Faith CoLab: Tapestry of Faith: World of Wonder: A Program on the Seven Principles of Unitarian Universalism for Grades K-1


Part of World of Wonder

Every congregation has its own approach to structuring religious education. You can implement the World of Wonder program with any model your congregation uses.

As leader, you will choose the combination of activities for each session. You know best how to shape the World of Wonder program to fit your congregation's religious education model, the culture of your congregation, the children in the group, and the time and space allocated for each session.

Some activities call for adult visitors. Arrange visits at least a few weeks in advance and confirm the arrangements a week before the session. While planning these visits takes time and effort, they provide valuable opportunities for children to interact with adults in the congregation whom they might not otherwise meet. As their circle of Unitarian Universalist role models widens, children will gain a sense of belonging in their faith home and begin to imagine themselves as adults in the congregation.

Many World of Wonder activities require you to take the group outdoors. Find suitable places well in advance and obtain necessary permissions. Make sure you will not disturb others in the outdoor space and check for insects and poisonous plants.

Within the sessions, you will find suggestions for adaptation. Feel free to add your own. Grab a highlighter and adapt as you wish for your space, time, and group. Remember, you are the best guide for these young learners.

These sessions can be used at any time of year. It is recommended they be used in sequence. The order of sessions and activities are designed to help participants with diverse backgrounds and learning styles deepen their learning in community.

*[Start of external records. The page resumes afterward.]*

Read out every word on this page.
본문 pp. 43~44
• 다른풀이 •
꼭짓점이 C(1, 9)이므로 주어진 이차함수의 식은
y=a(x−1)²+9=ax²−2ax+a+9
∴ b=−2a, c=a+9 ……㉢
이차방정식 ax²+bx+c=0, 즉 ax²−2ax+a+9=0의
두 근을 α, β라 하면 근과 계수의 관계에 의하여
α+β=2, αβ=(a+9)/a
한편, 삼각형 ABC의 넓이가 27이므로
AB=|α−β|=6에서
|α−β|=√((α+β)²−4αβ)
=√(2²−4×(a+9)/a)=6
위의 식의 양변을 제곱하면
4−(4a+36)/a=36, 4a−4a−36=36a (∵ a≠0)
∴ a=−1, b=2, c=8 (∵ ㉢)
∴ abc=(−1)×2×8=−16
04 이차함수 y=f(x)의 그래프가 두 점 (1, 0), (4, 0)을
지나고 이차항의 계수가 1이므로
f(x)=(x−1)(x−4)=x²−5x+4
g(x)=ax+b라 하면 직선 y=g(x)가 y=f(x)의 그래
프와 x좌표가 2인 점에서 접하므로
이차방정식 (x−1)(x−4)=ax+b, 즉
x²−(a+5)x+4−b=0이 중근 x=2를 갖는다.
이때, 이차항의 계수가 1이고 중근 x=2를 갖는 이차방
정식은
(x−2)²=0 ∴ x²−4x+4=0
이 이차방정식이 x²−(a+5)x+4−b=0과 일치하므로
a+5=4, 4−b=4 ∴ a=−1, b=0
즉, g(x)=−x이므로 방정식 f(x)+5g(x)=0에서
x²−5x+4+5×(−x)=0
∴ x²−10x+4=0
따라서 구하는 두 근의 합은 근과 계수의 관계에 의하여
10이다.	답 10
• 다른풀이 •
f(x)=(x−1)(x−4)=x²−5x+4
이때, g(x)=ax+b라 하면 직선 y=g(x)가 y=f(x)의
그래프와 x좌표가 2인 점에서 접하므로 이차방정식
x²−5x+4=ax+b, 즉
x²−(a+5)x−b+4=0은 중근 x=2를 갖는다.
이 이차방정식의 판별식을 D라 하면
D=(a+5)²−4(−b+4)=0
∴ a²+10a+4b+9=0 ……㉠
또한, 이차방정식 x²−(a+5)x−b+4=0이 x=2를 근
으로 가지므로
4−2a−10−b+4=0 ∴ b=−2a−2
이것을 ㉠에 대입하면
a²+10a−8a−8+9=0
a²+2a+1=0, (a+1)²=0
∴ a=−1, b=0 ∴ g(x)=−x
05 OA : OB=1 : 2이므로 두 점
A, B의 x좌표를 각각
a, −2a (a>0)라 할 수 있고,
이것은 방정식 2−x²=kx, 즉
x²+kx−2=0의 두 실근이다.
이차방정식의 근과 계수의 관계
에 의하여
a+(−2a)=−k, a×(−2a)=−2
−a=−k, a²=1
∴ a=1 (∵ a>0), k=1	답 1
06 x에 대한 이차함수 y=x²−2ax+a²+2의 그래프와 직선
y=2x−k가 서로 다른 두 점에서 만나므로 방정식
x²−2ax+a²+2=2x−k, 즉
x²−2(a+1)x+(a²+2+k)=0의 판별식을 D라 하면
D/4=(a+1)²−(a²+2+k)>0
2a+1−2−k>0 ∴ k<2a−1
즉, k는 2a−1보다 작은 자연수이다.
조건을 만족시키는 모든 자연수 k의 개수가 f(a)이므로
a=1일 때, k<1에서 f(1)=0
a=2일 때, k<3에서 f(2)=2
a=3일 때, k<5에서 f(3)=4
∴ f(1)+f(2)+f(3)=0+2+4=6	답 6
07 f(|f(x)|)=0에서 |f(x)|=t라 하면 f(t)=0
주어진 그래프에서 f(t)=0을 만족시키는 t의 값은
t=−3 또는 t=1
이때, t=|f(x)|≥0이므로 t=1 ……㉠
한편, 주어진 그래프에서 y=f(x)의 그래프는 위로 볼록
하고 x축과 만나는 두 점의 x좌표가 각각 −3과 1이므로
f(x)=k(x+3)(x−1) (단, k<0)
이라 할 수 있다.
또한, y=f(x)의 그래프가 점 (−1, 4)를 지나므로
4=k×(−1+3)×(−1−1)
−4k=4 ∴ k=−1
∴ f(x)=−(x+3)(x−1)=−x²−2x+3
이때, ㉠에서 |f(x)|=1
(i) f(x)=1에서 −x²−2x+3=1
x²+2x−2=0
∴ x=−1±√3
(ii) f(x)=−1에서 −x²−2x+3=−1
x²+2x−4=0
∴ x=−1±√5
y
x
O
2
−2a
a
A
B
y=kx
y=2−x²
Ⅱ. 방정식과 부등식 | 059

Be aware of time and the flow of the session and the program, so you can respond to a "teachable moment" or change your plan to suit where the group is. For example, if children seem reluctant to share feelings and experiences in the group, expand the games or the artistic or musical expression activities at first, and gradually increase time for sharing insights as sessions proceed. Choose activities to meet children's need for challenge, physical activity, and fun to build a sense of community and draw children into the program.